There are many real world examples of this, an obvious one being hygiene. Sandwich shops, for example, would have no incentive to spend a small sum on making clean sandwiches if it means making them slightly less competitive than rivals, despite the fact that sandwich shops making people ill is bad for the industry as a whole. Clearly businesses need educated workers and yet it makes no sense for any individual business to invest in schools if those guys are just going to work for someone else. Again, there’s a clear case for government intervention here.
Halfway to Damascus

I was gradually convinced that markets, however rational, could never fully create the optimal outcome for everyone and, sadly, it’s the poorest who would lose out the most. I’m no commie, mind, but these are sensible reasons for a well regulated market system with social welfare and public goods. I haven’t changed altogether.
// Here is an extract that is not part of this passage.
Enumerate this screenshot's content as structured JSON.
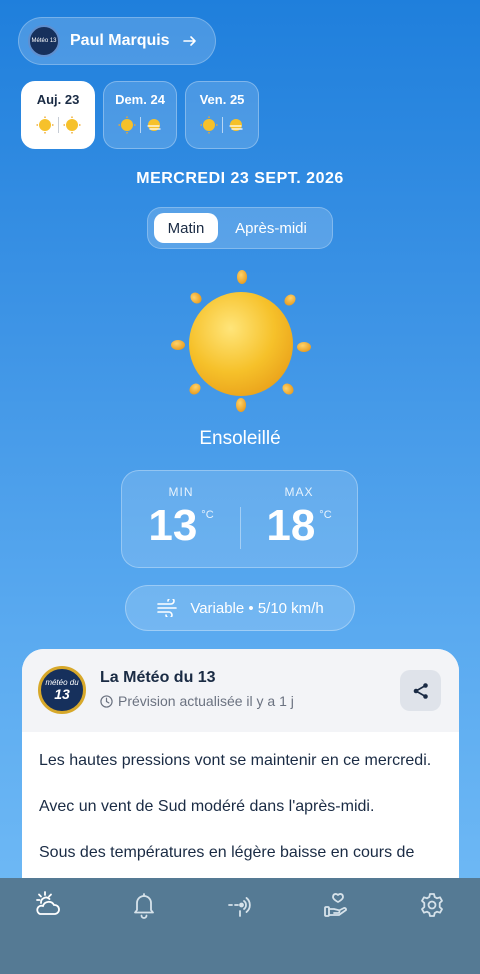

In an election tomorrow, I would still vote Tory (they’re hardly full on free marketers these days) and I don’t necessarily support every last penny spent in the name of welfare. So I’m a long way from skipping down a small country lane with pretty petals in my hair nursing an injured baby rabbit, but the evil has rescinded, somewhat.
A blog for another time, perhaps, but how come nothing happened about the free market ideology that lead to the current recession…? Thoughts on a postcard please.